A future improving for this project is definitely getting a professional graphical designer that can create a better-looking and recognizable application.
\subsection{Future Work}
This section will consider possible future work that can be built upon this project.
\subsubsection*{Image Processing Pipelines}
The current system does not allow for images of different sizes to be uploaded to the system, an interesting project would be to create a new subsystem that would allow the user to create image processing pipelines.
This new system would allow users to create a set of instructions that images would go through to be added to the system.
For example, automatically cropping, scaling, or padding the image.
A system like this would add versatility to the system and remove more work from the users of the service as they don't have to worry about handling the image processing on their side.
\subsubsection*{Different Kinds of Models}
The runner system could be used to train and manage different kinds of models, not just image classification models.

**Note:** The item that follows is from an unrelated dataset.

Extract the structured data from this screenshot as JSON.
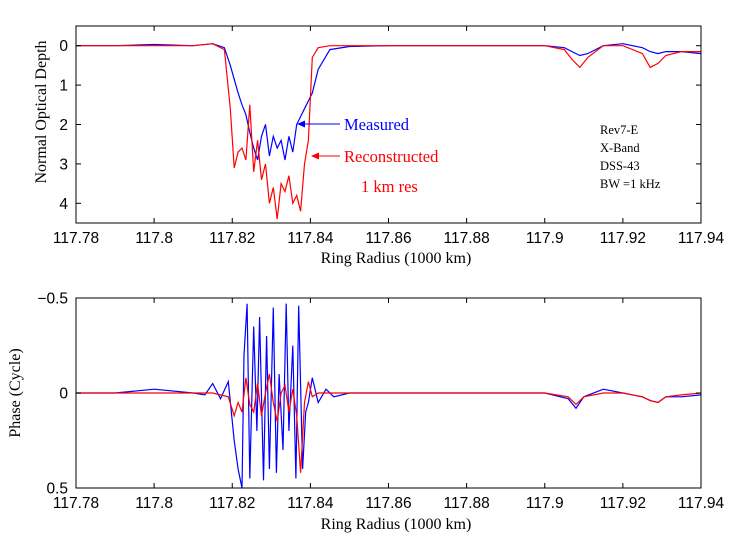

If the system was modified to have different kinds of models, it would allow the users to run different kinds of models.
Such as Natural Language Processing Models, or Multi Model Models.
This would increase the versatility of the service, and it would allow users to automate more tasks.
\subsection{Conclusion}
With the increase in automation recently, having a system that allows users to quickly build classification models for their tasks, would be incredibly useful.
This project provides exactly that, a simple-to-use system that allows the user to create models with ease.
The implemented system is able to accept images provided by the user, then create and train that model, and then allow user to classify the images with that created model.
To achieve this, the developed software is large and complex.
Developing such large and complex systems comes with compromises.
In this case the model generation, training, and classfication; and API systems were prioritized over other systems such as file management systems.
While there are still improvements that can be made, and more features, that can be added to the service to make it event better, such as image processing pipelines and diferent kinds of models.
The service is in a state that It could be deployed in a production enviroment and work.
Therefore this project is successful.